Sponsored by Michelin

Did you know that there are approximately 9 deaths and more than 1,000 injuries every single day in the US from crashes involving a distracted driver? You already know that you shouldn’t text or talk on the phone while you’re driving, but when you have small children in the car, there are many other types of distractions to consider.

The CDC defines distracted driving as anything that takes your focus away from the road, including visual distractions that take your eyes off the road, manual distractions that cause your hands to leave the wheel, and cognitive distractions that take your mind away from the task of driving. Crying, hungry or bored kids can be just as much of a distraction as your mobile device, but it’s important to make sure your focus is always on keeping them safe while in the car. Here are some helpful tips for avoiding distracted driving and increasing car safety for kids.

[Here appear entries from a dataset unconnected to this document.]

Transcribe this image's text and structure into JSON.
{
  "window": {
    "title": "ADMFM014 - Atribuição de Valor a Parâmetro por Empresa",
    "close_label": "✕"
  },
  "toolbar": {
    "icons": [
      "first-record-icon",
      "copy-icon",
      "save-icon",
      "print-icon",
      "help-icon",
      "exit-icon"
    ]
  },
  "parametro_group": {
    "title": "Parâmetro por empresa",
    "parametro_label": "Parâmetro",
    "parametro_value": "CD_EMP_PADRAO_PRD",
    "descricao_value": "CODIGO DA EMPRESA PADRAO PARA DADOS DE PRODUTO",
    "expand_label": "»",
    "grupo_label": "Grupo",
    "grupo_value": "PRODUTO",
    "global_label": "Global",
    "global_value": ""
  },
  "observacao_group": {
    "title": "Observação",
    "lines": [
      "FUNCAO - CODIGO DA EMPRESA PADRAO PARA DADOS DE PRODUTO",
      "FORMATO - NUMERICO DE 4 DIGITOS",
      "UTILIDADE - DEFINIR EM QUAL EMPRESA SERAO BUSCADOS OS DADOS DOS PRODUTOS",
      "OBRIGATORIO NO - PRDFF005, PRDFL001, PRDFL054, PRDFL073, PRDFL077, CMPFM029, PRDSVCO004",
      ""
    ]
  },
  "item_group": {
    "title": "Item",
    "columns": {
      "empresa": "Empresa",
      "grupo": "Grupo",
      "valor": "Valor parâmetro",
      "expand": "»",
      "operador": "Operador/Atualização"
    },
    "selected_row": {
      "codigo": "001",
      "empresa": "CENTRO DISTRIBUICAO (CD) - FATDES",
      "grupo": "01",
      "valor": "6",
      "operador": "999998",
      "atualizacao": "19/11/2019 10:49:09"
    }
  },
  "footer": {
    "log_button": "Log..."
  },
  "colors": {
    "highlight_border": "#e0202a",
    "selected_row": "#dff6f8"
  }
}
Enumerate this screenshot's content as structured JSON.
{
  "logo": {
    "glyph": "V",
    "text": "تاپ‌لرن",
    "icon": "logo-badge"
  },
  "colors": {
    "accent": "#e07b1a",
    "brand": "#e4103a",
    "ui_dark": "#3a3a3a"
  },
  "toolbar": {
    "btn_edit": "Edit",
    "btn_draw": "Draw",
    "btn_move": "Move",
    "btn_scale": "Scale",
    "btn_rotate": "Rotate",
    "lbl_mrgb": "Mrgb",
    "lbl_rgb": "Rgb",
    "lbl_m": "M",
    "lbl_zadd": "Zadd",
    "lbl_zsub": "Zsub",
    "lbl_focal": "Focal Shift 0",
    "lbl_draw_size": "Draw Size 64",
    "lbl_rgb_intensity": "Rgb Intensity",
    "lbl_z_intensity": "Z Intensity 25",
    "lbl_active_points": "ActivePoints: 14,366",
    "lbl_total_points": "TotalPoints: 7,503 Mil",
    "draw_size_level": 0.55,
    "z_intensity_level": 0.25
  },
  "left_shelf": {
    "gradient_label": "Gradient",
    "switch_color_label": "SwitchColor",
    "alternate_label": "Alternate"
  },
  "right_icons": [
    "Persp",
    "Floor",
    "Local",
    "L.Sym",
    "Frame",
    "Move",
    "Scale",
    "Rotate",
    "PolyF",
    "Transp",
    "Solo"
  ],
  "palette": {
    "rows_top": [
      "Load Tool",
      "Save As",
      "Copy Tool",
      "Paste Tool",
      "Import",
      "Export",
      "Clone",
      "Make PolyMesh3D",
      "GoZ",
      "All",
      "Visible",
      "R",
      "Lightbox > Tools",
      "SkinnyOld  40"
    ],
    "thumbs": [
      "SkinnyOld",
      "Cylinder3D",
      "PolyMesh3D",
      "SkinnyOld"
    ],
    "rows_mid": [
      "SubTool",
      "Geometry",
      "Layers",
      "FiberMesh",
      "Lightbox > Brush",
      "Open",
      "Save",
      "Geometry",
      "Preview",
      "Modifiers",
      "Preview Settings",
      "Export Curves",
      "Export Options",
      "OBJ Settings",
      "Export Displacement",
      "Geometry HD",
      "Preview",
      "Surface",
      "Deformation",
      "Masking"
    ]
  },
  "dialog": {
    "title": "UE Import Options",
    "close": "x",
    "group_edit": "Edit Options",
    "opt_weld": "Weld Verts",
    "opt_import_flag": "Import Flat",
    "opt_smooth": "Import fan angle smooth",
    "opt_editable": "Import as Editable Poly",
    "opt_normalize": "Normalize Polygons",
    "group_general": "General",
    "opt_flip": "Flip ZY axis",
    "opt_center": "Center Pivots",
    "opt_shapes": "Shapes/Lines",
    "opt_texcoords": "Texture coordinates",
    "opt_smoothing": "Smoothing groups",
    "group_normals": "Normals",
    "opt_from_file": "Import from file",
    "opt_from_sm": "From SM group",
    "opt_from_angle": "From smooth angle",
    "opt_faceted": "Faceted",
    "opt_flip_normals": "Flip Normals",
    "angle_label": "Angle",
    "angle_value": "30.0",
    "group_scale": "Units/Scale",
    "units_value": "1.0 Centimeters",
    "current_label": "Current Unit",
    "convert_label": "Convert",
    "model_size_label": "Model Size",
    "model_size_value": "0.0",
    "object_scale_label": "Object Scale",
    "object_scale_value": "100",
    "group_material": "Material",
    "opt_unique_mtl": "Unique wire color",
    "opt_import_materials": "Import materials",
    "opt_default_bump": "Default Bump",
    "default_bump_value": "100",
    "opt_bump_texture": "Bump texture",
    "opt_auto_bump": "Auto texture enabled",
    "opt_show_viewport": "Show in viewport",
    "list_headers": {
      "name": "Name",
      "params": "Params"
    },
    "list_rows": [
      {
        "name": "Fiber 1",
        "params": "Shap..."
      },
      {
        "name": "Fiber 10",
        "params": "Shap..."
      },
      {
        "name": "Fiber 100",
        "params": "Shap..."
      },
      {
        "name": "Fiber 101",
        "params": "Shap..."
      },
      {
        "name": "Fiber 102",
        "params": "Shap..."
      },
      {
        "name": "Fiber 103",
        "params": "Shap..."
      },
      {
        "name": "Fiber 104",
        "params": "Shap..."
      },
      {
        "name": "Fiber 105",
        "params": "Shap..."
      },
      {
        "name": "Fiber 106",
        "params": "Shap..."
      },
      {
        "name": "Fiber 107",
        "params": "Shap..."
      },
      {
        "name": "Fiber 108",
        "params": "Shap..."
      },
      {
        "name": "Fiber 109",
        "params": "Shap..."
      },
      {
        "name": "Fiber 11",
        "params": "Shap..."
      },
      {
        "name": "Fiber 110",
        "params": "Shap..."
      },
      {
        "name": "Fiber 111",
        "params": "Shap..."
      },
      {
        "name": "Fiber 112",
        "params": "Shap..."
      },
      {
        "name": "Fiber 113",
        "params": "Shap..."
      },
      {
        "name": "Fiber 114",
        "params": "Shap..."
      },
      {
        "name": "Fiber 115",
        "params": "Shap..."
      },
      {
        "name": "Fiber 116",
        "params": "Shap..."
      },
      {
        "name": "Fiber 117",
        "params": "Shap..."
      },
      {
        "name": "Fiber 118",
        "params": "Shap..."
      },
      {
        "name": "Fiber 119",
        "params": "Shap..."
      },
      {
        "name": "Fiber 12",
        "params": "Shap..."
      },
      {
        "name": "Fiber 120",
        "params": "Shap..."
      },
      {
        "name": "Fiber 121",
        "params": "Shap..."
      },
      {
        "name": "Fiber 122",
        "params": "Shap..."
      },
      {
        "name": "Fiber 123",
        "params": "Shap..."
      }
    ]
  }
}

  • Feed your baby before you leave or pack snacks for your toddler
    Before you hit the road, make sure that your baby is fed and has a clean diaper. Once a child reaches the toddler stage, they can typically have their own snacks and a drink while traveling, which can be a great way to keep little ones busy and happy. Just be sure to choose age appropriate snacks with a low risk for choking, like fruit and veggie pouches, puffed cereal snacks or yogurt tubes. Installing a special mirror designed for rear-facing car seats is an easy way to keep an eye on the situation while they snack.

 

  • Be prepared with music and movies
    According to Decidetodrive.org, using in-car DVD players, music streaming services and CD’s are fun ways to keep kids occupied during both long and short road trips. Think twice about giving a child your cell phone or other mobile device, however, as hitting the wrong button or swiping the wrong way can cause videos and music to stop playing – resulting in an upset child and a big distraction for you while driving.

 

  • Stay focused on the road
    Set a good example for kids by putting the phone away while you’re driving or setting it to “Do Not Disturb” before hitting the road. AAA also recommends practicing caution when using in-vehicle GPS systems and music streaming services, as these can be dangerous visual and mental distractions. If you absolutely must make a call or need to look up directions to your destination, find a safe place to pull over and do so.

 

  • When all else fails, let your child cry
    It may not be easy, but when your child is upset in the car, sometimes the best thing you can do is to keep driving until you reach a safe spot to pull over and tend to them. An upset child may be bored, hungry or not feeling well, but as long as they are restrained in a car seat, it’s safer to keep driving than to turn around to comfort them while in motion.